Nigeria’s crude oil production for February recorded a decline, dropping to 1.32 million barrels per day (mbpd) in February, OPEC revealed. This reduction in output marks a setback for Africa’s largest oil producer, impacting both its economy and global oil markets.

According to OPEC’s latest monthly report, the largest economy in Africa’s February crude production fell compared to its January output, which stood at 1.46 mbpd.

The addition of blended and unblended condensates mark up the volume of production to 1.54 million bpd in February, according to the Nigerian Upstream Petroleum Regulatory Commission (NUPRC), indicating a short in the budget of the FG.

Higher oil price also translates to a larger petrol subsidy burden on the Nigerian National Petroleum Company (NNPC) Ltd.

This is because the Federal Government has forced a lid on the retail price of petrol, even as the landing cost has long crossed the pump price, leading to the conclusion that the government has begun subsidising the commodity.

“A combination of higher exchange rate, higher oil price, and static retail price of petrol means higher petrol subsidy bill as Nigeria’s lack of refining capacity means it imports all the petroleum products it uses locally,” Charles Akinbobola, a Lagos-based energy analyst, said.

He added: “Nigeria’s petrol subsidy programme remains a contentious issue. While intended to cushion the blow of high pump prices for consumers, its true cost and funding mechanism are often shrouded in secrecy.”

There are reports that the NNPC was using proceeds from Nigeria LNG dividends to pay subsidies on petrol while other reports suggest the state-owned company deducts the subsidy amount from the proceeds of Nigeria’s crude oil sales before remitting the remaining balance to the federation account.

Read also: Energy transition must be just, equitable OPEC

The exact amount deducted by NNPC remains unclear. Estimates suggest it could be as high as N17.72 billion daily, raising concerns about transparency.

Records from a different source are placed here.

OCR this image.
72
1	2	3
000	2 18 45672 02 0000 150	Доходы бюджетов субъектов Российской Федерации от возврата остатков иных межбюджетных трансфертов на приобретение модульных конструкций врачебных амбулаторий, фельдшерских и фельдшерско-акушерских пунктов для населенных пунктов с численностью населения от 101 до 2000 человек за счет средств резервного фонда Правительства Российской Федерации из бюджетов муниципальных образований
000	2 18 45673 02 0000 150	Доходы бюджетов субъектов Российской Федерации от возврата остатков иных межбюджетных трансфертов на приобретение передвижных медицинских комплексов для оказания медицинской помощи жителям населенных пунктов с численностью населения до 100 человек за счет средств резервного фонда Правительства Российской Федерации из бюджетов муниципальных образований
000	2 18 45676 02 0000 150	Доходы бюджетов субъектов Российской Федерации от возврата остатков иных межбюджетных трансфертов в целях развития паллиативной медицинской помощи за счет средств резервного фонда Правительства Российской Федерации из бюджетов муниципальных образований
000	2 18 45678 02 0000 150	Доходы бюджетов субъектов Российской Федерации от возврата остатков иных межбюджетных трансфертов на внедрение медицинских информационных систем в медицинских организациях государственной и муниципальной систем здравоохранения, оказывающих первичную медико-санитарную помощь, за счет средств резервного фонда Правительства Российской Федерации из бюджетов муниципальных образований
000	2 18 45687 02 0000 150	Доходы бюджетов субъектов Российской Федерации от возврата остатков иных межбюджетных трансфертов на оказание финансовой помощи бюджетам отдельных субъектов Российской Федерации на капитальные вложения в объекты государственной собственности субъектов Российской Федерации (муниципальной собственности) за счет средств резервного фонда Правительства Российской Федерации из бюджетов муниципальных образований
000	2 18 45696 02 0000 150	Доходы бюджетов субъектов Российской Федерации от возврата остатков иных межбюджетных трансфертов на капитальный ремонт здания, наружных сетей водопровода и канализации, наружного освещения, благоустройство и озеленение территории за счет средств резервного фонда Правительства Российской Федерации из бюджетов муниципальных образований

“It is expedient that its accounts are published such that the general citizenry in whose interests the NNPC manages these resources are apprised of its dealings,” said Faith Akinnagbe, an energy lawyer with the Lagos-based Center for Development Studies.

Nigeria, a pivotal member of OPEC, faces a barrage of obstacles in its oil sector, encompassing pipeline vandalism, rampant oil theft, and regulatory ambiguities, jeopardizing both production levels and economic aspirations.

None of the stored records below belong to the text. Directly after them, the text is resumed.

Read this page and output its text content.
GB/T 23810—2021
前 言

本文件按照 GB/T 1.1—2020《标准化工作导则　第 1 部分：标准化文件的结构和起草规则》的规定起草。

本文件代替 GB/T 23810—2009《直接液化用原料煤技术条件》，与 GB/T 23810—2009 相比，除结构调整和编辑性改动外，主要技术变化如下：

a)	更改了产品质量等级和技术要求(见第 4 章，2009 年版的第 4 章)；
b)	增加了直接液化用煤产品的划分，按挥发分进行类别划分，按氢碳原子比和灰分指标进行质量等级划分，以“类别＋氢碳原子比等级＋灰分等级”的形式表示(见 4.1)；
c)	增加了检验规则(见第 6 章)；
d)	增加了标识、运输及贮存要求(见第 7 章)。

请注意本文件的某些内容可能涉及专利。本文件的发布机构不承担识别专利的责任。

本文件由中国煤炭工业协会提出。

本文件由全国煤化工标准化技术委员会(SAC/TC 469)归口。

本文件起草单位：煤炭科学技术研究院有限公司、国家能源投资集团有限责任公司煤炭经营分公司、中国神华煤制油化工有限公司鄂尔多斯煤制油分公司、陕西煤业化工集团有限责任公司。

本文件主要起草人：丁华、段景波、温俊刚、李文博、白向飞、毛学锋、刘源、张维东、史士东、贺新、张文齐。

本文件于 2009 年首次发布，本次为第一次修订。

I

Last month, Mele Kyari, the Group Chief Executive Officer (GCEO) of the Nigerian National Petroleum Company Limited (NNPC), unveiled initiative to combat oil theft, citing the deactivation of 6,409 illegal refineries in the Niger Delta region.

“We have deactivated 6,409 illegal refineries in the Niger Delta region. Today, we have disconnected up to 4,846 illegal pipes connected to our pipelines, that is out of 5,543 such illegal connection points. That means there are a vast number of such connections that we have not removed.”

According to him, going by the volume of oil stolen daily and the brazenness with which the perpetrators operate, crude oil theft is the most humongous and virulent economic crime in Nigeria that must attract the attention of anti-graft agencies.

On the international market, energy stocks have started to outperform the wider stock market as Brent hits $90 per barrel this week, with energy leading the S&P 500’s eleven market sectors in March thanks to a 10 percent rise.

The oil markets are anticipating the OPEC monitoring meeting on April 3, looking for potential clues on the directionality of pricing, with JPMorgan already predicting Brent to be in the $90s by May on Russia’s production cuts.

Read also: Nigeria oil production faces OPEC cut hurdle

Meanwhile, the Joint Ministerial Monitoring Committee (JMMC) of OPEC+ is unlikely to propose any changes to oil production policy when it meets on April 3, numerous sources in the alliance have told Reuters.

The JMMC, the panel that takes stock of oil market developments and proposes courses of action to the ministers of the OPEC+ group, is meeting on Wednesday, just as oil prices hit their highest level so far this year – and the highest in five months – amid renewed geopolitical tensions in the Middle East and signs of tightening oil supply.